Ziel: transparente und faire Vergleichsgrundlage
Dass das Verfahren zur Erhebung der Landesvergleichswerte offenbar gravierende methodische Mängel aufweist, hat das Ev. Johanneswerk in einer wissenschaftlichen Analyse festgestellt. „Bei unserer Klage geht es uns nicht darum, die Veröffentlichung einzelner Prüfergebnisse zu verhindern“, betont de Vries. „Unser Ziel ist es, die derzeitige Praxis der Notenberechnung auf den Prüfstand stellen zu lassen und für alle Einrichtungen und Verbraucher zu einer transparenten und gerechten Vergleichsgrundlage zu kommen.“
Das Ev. Johanneswerk betreibt 32 stationäre Alteneinrichtungen in ganz Nordrhein-Westfalen. Im Durchschnitt der Prüfungen aus den letzten zwölf Monaten erreicht das Ev.

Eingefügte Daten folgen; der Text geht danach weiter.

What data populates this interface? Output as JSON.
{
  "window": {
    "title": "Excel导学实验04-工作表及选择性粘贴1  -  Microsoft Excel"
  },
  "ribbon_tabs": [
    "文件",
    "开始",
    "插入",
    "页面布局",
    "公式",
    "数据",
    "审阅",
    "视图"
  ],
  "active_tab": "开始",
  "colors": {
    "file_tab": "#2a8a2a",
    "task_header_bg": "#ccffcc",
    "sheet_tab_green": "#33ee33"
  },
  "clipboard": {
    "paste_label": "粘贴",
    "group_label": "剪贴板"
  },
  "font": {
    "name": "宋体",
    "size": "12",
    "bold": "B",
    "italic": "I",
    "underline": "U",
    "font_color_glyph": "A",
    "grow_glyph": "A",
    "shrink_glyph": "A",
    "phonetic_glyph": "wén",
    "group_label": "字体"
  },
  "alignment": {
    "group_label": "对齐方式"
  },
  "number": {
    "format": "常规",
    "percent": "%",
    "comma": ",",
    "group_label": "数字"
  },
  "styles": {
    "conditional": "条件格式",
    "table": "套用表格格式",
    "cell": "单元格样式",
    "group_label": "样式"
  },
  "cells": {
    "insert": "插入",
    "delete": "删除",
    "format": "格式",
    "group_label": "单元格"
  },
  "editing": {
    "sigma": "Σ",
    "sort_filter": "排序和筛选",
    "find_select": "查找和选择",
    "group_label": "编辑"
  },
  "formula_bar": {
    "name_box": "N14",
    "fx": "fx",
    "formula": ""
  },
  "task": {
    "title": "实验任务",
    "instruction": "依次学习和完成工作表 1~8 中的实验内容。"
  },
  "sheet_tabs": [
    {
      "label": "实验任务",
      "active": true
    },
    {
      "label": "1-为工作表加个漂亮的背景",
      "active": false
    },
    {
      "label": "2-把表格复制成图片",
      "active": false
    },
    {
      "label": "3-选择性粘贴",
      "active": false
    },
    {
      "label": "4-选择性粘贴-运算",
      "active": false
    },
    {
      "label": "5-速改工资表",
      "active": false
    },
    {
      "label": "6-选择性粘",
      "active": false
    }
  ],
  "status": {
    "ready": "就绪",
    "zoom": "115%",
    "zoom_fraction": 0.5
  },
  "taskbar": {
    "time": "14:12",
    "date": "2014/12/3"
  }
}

Johanneswerk eine Pflegnote von 1,4; unter Berücksichtigung aller derzeit gültigen Ergebnisse seit Juli 2009 eine Note von 1,6. Von der nach Ansicht des Ev. Johanneswerks unzulässigen Darstellung sind derzeit sieben Pflegeeinrichtungen des Trägers betroffen.
Eine faire und statistisch zulässige Alternative besteht nach Vorschlägen des Johanneswerks darin, einen Landesvergleichswert auf der Grundlage aller gültigen Prüfungen zu berechnen. Die Gesamtnoten der Einrichtungen blieben darin so lange enthalten, bis sie durch neue Prüfergebnisse ersetzt werden. „Wird das derzeitige Verfahren hingegen beibehalten, muss der Landesreferenzwert entweder nach Ablauf von zwölf Monaten aus den älteren Transparenzberichten entfernt werden oder es wird ausschließlich derjenige Referenzwert im Transparenzbericht abgebildet, der zum Zeitpunkt der Prüfung Gültigkeit besaß“, erläutert de Vries.
Die Methode des sogenannten Pflege-TÜVs wird seit langem bemängelt. Auch das Ev. Johanneswerk fordert eine fundierte Überarbeitung des Erhebungsverfahrens, damit die Lebensqualität von Heimbewohnern stärker als bislang in den Prüfungen berücksichtigt werden kann. Dies entspricht auch dem ursprünglichen Willen des Gesetzgebers.
Bild:
Foto: Hilla Südhaus
Informationen zum Ev. Johanneswerk
Das Ev. Johanneswerk e.V. ist einer der großen diakonischen Träger Europas mit Sitz in Bielefeld. Rund 6.200 Mitarbeiterinnen und Mitarbeiter sind in mehr als 70 Einrichtungen tätig. Die diakonischen Angebote richten sich an alte, kranke und behinderte Menschen, Kinder und Jugendliche und schließen die offene diakonische Arbeit im Kirchenkreis Bielefeld ein. Gegründet wurde das Werk 1951. Der Vorsitzende des Vorstands ist Pastor Dr. Ingo Habenicht, sein Stellvertreter Dr. Bodo de Vries.